Vickie Boff of Hodder won the Book Marketing Society's adult campaign award for September to December 2012 for her campaign for Miranda Hart's Is It Just Me?
Hodder's Twitter campaign to crowdsource the public's embarassing stories for a free e-book (No, it's Us Too) saw the e-book receive nearly 90,000 downloads. Hodder also released weekly themed videos through the Telegraph.co.uk and Twitter, with the Christmas one viewed nearly 50,000 times.
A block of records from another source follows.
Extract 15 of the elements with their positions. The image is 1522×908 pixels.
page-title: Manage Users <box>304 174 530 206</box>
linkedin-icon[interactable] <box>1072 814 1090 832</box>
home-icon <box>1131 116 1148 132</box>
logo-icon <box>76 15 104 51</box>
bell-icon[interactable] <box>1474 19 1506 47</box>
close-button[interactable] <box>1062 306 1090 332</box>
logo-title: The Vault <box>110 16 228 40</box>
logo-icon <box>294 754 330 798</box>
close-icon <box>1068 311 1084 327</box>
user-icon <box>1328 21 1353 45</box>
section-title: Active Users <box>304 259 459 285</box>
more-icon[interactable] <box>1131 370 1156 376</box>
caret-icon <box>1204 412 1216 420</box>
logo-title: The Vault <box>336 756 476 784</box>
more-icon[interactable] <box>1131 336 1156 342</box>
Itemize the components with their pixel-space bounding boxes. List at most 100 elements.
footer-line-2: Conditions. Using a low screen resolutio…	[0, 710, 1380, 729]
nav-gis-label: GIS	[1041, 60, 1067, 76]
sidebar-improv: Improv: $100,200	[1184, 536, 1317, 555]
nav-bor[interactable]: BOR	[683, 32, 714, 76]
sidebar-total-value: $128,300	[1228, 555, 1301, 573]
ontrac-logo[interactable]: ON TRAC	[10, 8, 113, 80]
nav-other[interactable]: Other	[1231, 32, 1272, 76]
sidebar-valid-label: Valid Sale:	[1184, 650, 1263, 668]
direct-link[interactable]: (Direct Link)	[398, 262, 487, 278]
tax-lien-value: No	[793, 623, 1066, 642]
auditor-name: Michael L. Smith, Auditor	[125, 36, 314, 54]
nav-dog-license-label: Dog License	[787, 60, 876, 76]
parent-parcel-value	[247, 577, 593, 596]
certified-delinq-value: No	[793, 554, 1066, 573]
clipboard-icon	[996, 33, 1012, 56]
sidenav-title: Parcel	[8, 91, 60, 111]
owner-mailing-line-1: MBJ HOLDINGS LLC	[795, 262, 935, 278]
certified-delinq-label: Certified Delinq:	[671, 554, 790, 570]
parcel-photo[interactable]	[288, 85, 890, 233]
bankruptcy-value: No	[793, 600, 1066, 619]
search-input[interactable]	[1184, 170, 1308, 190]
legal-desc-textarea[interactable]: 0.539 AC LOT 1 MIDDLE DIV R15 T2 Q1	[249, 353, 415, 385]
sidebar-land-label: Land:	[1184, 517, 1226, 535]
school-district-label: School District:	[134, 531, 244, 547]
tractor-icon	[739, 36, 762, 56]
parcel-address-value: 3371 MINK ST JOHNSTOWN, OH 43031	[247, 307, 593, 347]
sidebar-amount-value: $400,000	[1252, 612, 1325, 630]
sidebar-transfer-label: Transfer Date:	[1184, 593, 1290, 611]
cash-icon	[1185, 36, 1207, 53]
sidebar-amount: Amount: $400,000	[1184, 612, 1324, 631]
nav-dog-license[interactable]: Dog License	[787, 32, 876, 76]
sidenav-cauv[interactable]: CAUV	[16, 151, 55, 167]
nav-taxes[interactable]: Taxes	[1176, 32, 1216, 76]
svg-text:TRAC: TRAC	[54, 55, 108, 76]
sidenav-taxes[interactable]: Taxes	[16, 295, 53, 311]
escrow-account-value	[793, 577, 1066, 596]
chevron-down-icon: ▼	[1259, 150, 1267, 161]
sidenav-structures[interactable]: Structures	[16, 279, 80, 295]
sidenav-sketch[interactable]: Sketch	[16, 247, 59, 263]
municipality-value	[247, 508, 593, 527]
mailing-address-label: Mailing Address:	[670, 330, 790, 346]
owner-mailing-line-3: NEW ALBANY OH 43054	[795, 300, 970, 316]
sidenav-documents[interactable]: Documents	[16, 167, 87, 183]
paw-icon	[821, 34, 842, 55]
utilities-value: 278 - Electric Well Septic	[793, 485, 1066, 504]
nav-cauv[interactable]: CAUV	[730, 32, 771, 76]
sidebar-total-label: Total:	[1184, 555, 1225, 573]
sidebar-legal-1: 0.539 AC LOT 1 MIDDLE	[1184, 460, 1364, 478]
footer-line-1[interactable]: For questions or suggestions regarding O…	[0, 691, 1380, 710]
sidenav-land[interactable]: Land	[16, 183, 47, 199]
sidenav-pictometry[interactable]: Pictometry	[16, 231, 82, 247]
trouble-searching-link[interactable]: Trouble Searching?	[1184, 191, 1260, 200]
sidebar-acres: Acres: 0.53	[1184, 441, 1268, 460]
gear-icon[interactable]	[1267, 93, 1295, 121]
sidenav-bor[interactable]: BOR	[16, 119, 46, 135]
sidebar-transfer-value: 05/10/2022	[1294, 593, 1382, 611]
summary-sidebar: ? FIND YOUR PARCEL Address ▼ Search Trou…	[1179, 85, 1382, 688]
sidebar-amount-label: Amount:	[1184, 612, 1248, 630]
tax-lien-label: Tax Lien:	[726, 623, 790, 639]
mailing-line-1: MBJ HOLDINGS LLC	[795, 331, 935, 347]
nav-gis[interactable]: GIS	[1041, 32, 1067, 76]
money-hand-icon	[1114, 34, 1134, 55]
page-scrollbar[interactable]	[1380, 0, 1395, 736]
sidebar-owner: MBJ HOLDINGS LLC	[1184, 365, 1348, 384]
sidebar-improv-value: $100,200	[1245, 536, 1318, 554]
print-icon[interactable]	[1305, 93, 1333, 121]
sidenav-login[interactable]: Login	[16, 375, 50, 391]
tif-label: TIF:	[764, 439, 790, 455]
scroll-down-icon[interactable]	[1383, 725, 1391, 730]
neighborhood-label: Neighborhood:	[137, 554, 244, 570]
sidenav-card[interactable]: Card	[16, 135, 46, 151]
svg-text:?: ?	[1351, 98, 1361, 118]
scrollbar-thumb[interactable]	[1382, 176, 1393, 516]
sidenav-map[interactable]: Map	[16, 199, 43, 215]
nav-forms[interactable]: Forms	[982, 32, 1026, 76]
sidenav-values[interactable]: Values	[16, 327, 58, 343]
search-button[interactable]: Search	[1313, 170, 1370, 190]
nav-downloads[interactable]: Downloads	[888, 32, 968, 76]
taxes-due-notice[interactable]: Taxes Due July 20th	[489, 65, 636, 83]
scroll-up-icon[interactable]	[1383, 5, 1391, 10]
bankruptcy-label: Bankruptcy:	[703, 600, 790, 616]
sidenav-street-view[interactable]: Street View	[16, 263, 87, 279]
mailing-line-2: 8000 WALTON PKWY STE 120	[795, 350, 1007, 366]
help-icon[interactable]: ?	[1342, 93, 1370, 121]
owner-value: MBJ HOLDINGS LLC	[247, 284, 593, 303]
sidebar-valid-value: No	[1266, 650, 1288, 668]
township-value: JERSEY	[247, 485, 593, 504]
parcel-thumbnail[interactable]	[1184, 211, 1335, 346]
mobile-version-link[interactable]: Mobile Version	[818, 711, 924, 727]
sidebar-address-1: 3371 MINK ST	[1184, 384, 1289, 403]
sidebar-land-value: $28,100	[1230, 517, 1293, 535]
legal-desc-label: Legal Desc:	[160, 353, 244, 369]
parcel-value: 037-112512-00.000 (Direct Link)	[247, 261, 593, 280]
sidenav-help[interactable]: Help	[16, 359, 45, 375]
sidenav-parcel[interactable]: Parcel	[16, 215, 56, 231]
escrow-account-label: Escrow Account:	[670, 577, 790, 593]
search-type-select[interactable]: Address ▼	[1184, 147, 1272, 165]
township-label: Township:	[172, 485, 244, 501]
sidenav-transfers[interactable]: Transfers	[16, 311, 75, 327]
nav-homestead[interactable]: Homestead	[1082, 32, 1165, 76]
Meanwhile Penguin's Vanessa Godden and Julia Teece won the award for best children's campaign for Diary of a Wimpy Kid: The Third Wheel by Jeff Kinney. The campaign included pre-testing the storyline to gauge readers' responses, and then building a campaign based upon that. The resultant trailer was viewed almost 80,000 times, with 28,000 new fans recruited. The book saw a 23% sales uplift on the last Wimpy Kid novel.
Finally, Alice Shortland at Bloomsbury won the Shoestring campaign award for Russell Norman's Polpo. BMS said the book had benefited from the genuine engagement of Waterstones booksellers, resulting in them voting it the Waterstones Book of the Year 2-12, while strong targeting of a foodie audience had managed to turn restaurant customers into book buyers.
Campaigns for J K Rowling's A Casual Vacancy (Little, Brown), Gemma Elwin Harris's Big Questions for Little People (Faber), Dork Diaries: Dear Dork by Rachel Rennie Russell (Simon & Schuster), and Unknown Pleasures by Peter Hook (also Simon & Schuster) were highly commended.
The awards were judged by BMS executive directors Jo Henry and Alastair Giles, BMS development manager Jon Slack, Gary Sheppard of Gardners, The Bookseller's Sam Missingham, Dominic Gettins of ad agency EUroRSCG and Hugh Salmon of marketing agency The Salmon Agency.